Much like weight loss, if you tell a heavy person to lose weight, most times it’s going to have an adverse effect on them. They need to want to do the work, they need to realize it for themselves and only then will change happen. They are the ones thinking about the pizza or bailing on their daily exercise.
This is where I started with my RIM session today, feeling like no one is going to be able to tell me how to heal, I have to be the one to do the work. While I keep finding myself saying, “duh, of course this is what you need” (after my realization) I’ve never truly felt it in my body as I do in this very moment. I got to this place; I feel like would have taken years for me to get to in talk therapy. I had this shift in my healing journey that I’ve never felt, and so quickly.
I’ve said a lot of words, but what I truly mean to say is after experiencing RIM, I’m ready to make real change. I’ve found something that I’m sure, and now know can help me. I feel it today, I felt it last time – in my body, mind and soul. Which even me just typing that sounds so “hippy dippy”. After feeling trapped for so long and thinking there’s nothing that will help you –it’s amazing to realize it’s just not true. I wish I knew of this method sooner; I wish more people talked about the many different ways you can find help. I wish I was deeper into my journey – because I finally see realization. It’s not about the other person, the person that you’re receiving help from, it’s about you and truly believing you can achieve happiness and help in any asset of your life if you’re looking for it. You must start somewhere, you have to make the leap, and I’m so thankful I’ve found something that I believe could have an impact on my life and my journey to finding out what makes me happy, and what support looks like for me to get there.
I also need to give credit where credit is due. Chris is putting himself out there on his new path in life, he’s taking a risk posting on social media about his new journey and sharing how he’s changed his life. He wants that for others, and for that I will be forever grateful. While I thought that he and Jen had an impact on my life before, I now realize that was only just the start. I can’t wait to continue this journey and it feels only fitting I continue to do it with him. At the start of this process, I figured I wouldn’t be able to open up or be relaxed or feel like telling him where my mind and body was actually taking me. I realized two minutes into my first session that that’s not true.

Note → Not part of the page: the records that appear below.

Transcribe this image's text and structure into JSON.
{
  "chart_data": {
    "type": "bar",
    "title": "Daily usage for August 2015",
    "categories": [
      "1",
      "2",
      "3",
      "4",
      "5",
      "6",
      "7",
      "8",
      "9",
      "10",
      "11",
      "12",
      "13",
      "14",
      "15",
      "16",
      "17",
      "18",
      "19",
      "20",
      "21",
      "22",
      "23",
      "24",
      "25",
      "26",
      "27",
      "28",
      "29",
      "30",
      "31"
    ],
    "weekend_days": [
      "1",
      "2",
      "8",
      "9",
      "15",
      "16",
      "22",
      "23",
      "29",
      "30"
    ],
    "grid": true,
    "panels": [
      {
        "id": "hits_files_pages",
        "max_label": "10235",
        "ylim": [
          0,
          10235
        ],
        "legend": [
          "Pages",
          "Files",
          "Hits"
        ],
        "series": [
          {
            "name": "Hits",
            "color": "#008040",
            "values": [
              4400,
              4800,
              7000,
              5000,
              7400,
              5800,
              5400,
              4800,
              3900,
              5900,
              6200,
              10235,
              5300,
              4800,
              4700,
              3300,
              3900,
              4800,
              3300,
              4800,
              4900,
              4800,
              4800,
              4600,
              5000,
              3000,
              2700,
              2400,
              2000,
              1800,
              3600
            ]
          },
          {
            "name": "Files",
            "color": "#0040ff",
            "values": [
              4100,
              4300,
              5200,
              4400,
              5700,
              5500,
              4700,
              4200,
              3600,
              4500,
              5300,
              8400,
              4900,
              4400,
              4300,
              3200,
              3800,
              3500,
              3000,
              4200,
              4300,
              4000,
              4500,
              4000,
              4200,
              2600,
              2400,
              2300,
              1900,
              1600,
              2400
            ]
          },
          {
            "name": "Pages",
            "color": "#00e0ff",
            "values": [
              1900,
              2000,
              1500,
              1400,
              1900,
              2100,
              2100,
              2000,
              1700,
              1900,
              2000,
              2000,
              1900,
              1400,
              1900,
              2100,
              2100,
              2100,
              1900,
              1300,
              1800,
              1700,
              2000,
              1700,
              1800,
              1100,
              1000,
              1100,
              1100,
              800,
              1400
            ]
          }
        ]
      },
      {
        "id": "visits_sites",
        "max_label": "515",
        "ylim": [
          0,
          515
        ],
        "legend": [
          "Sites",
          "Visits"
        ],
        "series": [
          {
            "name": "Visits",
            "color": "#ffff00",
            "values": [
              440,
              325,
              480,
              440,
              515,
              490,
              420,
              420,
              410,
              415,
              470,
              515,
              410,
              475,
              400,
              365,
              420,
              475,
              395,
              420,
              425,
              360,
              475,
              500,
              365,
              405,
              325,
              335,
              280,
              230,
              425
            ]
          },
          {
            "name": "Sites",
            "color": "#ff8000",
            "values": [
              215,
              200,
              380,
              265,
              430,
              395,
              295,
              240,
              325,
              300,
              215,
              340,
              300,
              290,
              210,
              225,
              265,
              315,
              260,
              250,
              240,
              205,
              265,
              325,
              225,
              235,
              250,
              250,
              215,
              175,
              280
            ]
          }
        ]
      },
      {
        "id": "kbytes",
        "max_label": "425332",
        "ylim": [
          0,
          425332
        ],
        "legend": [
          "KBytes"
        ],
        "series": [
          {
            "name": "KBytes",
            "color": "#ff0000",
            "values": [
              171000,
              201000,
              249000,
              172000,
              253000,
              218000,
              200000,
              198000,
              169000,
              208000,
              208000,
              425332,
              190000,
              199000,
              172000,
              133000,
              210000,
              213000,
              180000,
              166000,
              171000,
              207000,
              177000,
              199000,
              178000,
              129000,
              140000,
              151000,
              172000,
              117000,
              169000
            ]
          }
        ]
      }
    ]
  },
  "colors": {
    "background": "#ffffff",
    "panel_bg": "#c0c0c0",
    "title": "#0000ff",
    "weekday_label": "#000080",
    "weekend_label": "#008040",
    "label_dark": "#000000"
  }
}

I feel at ease with his facilitation, his calming tone and the work he’s putting in to get me to where I need to be. I feel safe, and feeling safe is the first step in any therapy you choose.

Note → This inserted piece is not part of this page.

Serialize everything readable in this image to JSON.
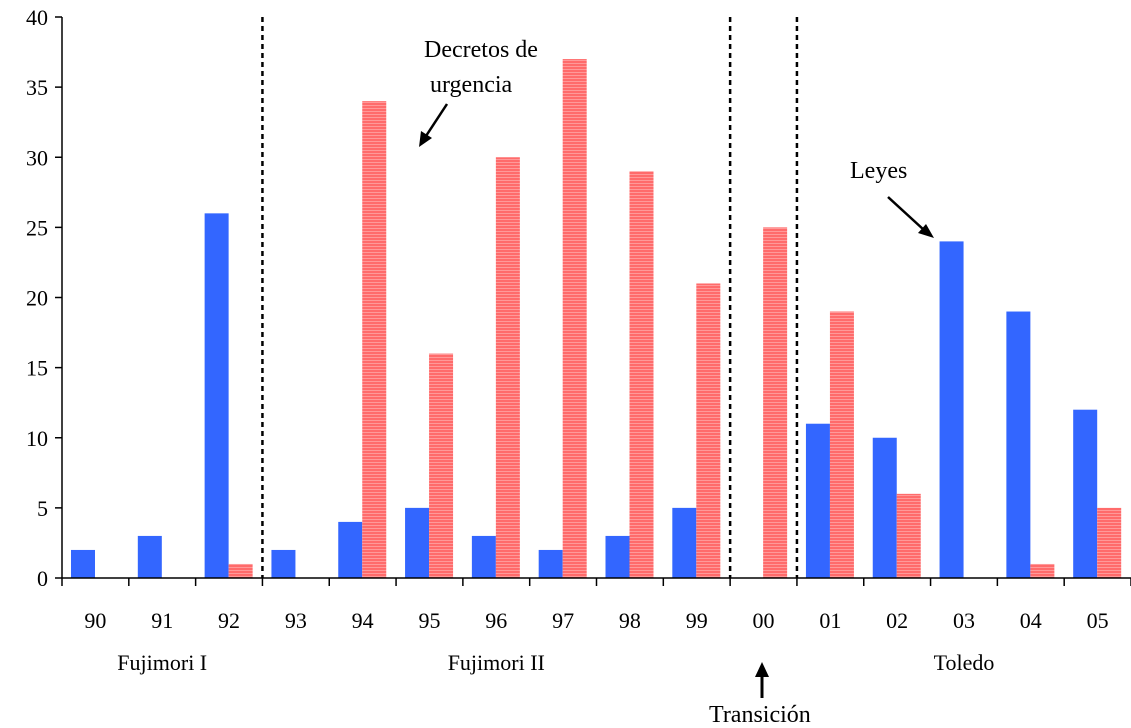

I’m still scared and nervous, still anxious and by no means have found all the answers, but for the first time in so very long I’m asking myself questions, and I’m so curious about what’s to come. If I have more days like I did today within my RIM session – there’s hope, and hope is what keeps me moving forward.
Disclaimer: I know so many amazing people in this life that have had such success with talk therapy. I want to make it clear that I’m in no way shaming that choice. Everyone is different, and what other need in their journey may not be what I need. I need to understand and realize what’s happening within ME personally in order to start making change for myself. I’m a see it to believe it kind of gal, always have been and always will be. If you feel the same, RIM is for you.